The kind of data we need to make good education policy

For example, there has been a spike in suspensions and exclusions in recent years. Research conducted in Queensland by Linda Graham (Queensland University of Technology), shows the growth in suspensions outstripped growth in enrolments, which suggests that student numbers alone are not driving the increases.

Professor Graham argues that the increases do not necessarily mean that student behaviour is getting worse, education reforms and policies also contribute, such as zero tolerance behaviour policies and the expansion of principals’ disciplinary powers. These are policies that gained a lot of political traction, and popular support when they were announced, as they were intended to do. However, they changed how some teachers and schools interacted with their students and school communities.

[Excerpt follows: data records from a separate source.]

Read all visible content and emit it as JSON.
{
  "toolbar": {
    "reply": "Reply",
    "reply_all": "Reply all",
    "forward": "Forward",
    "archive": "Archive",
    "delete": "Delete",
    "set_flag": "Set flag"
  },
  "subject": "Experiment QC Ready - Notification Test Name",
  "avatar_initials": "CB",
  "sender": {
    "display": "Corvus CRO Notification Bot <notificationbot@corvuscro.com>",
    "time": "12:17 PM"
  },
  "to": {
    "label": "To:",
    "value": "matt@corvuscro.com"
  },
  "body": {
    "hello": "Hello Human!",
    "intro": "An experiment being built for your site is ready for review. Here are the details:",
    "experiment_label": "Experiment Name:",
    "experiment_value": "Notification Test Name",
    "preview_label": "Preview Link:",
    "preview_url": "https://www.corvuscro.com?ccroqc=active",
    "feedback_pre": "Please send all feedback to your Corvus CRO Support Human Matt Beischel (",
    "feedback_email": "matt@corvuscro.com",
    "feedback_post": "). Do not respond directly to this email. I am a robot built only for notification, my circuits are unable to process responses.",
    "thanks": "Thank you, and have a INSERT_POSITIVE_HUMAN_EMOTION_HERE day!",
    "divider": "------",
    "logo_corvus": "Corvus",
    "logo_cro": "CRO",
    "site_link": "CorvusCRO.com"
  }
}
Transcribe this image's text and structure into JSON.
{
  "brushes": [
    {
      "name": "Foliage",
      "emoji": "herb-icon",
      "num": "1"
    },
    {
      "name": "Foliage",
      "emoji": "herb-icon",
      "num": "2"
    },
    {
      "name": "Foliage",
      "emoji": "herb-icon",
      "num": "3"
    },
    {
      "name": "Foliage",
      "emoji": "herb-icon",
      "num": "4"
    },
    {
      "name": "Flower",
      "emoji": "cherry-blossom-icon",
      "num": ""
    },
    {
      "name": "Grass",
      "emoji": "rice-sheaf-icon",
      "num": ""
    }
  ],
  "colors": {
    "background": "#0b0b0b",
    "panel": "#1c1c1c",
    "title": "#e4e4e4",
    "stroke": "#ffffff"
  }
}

I doubt those who were most affected by these policies were ever consulted about the perceived problems they were supposed to solve.

If we knew more about who was being suspended and where we might see the bigger consequences more clearly and our school systems could more easily work on solutions. Recent separate analyses conducted by the NSW (2017) and Victorian (2017) Ombudsman, noted the absence of central collection and reporting of suspensions and expulsions data across government schools. The problem is succinctly described by the Victorian Ombudsmen.

The lack of data makes it difficult if not impossible for the department to recognise patterns in which student groups are being expelled and to subsequently develop policies to address any issues identified. There is a clear need for better data and oversight systems. (p. 5)

I am very aware this is only a discussion about the collection of expulsion and suspension data from public schools. The collection of similar data from private schools is of equal concern and would pose a whole new set of problems and issues to discuss and work through, but it is not collected even though private schools are increasingly funded by public funds.

The point I want to make is that if we gathered such data systematically it could be used by teachers, school leaders, system personnel, and political parties to understand how policies, however well intentioned, are specifically affecting young people.

For too long we’ve made families doing it tough, teachers, schools and initial teacher education providers the political scapegoats of students’ underperformance. In the process, we’ve ignored how educational policies have contributed to kids struggling at school and, for an increasing number of young people, leaving or being expelled from school.

Beware election promises that require others to be more accountable, because that is political speak for more testing, and it continues to shift the focus from failed education policies.

Let’s do an audit

I believe we need to do an independent audit of the success of intended consequences, as well as the unintended consequences of past policy regimes. This is the sort of valuable data we should be collecting. Is there a political party with the courage to undertake such an audit? Tragically, without such a reckoning, I fear that one of our great public institutions, public schooling, will remain in unsafe hands.

But I hope we will do something before our education chiefs start publicly blaming our testing regime, or the economic damage of how we are schooling our children becomes so obvious we have to act.

And educators like me keep saying it but I’ll say it yet again: education policies should be informed by the experiences of students, teachers and school leaders, the expertise of education researchers, and especially the hopes of our young Australians.

 

 

Deb Hayes is Professor of Education and Equity, Sydney School of Education and Social Work, University of Sydney. Commencing 2019, she will be the School’s new Head. She has just returned from a stint as Hallsworth Visiting Fellow at the University of Manchester, where she is working with Professor Ruth Lupton on a new book titled Great Education Policy Mistakes, to be published by Policy Press.

 

This week Deb begins a two-year term as President of the Australian Association for Research in Education, which is currently holding its annual conference 2018 AARE in Sydney. All the Australian researchers cited in this article are members of the Association.